# Writing the famous quote "ΜΟΛΩΝ ΛΑΒΕ" of Leonidas I?



## Db6FNRCr

I have read that somewhere around the lifetime of Leonidas, lower-case Greek letters were just coming into use.  What I would like to know is: exactly how would he have written the subject quote?  Using upper-case, lower-case, or both?  Thanks for any reply.


----------



## Acestor

Hi! The phrase would have been written in majuscules, as in the marble inscription found in Wikipedia. Minuscules came into the Greek language well after that: Greek minuscule - Wikipedia


----------



## Db6FNRCr

Thanks.  The majuscule characters shown in your second reference don't look much like the characters on the stone in the first.

In the Wikipedia "Archaic Greek alphabets" article is: "Many local variants of the Greek alphabet were employed in ancient Greece during the archaic and early classical periods, until they were replaced by the classical 24-letter alphabet that is the standard today, around 400 BC".

This being 80 years after Leonidas, the use of the majuscules listed in your second reference would be unclear.  So you think the slanty more crude-looking ones cut in the stone would be more nearly authentic.


----------



## Acestor

The majuscules in the second reference are Byzantine uncials. Try Google images for _ancient Greek inscriptions_ that look like this:
Ancient greek inscription carved in marble


----------



## Db6FNRCr

Got it, thanks.  I see that in the article I referenced, the southern or green character set, closest to the Phoenician, closely matches what is cut in the stone.


----------



## Acestor

Sorry, I hadn't noticed your addition. That is still a reference to the majuscules. "The classical 24-letter alphabet that is the standard today" does not take minuscules into account.


----------



## Scholiast

χαίρετε ὦριστοι



Db6FNRCr said:


> how would [Leonidas] have written the subject quote?

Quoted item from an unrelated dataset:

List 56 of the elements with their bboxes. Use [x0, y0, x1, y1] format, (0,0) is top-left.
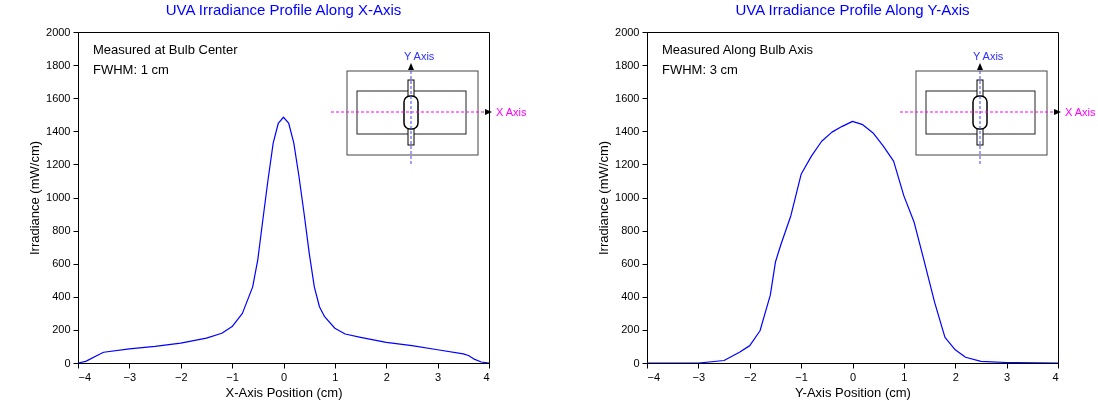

He wouldn't have—nor been able to. Spartan education did not include literacy on the curriculum. Few ancient cultures in fact did, except for specific castes such as the Hebrew Levites, and it is one of the remarkable hallmarks of classical Athenian society that its (primitive) democracy went hand-in-hand with the development of widespread (albeit partial) literacy.

Σ


----------



## Christo Tamarin

Just a note. I think that the letter Omega did not exist at the time of Leonidas yet.


----------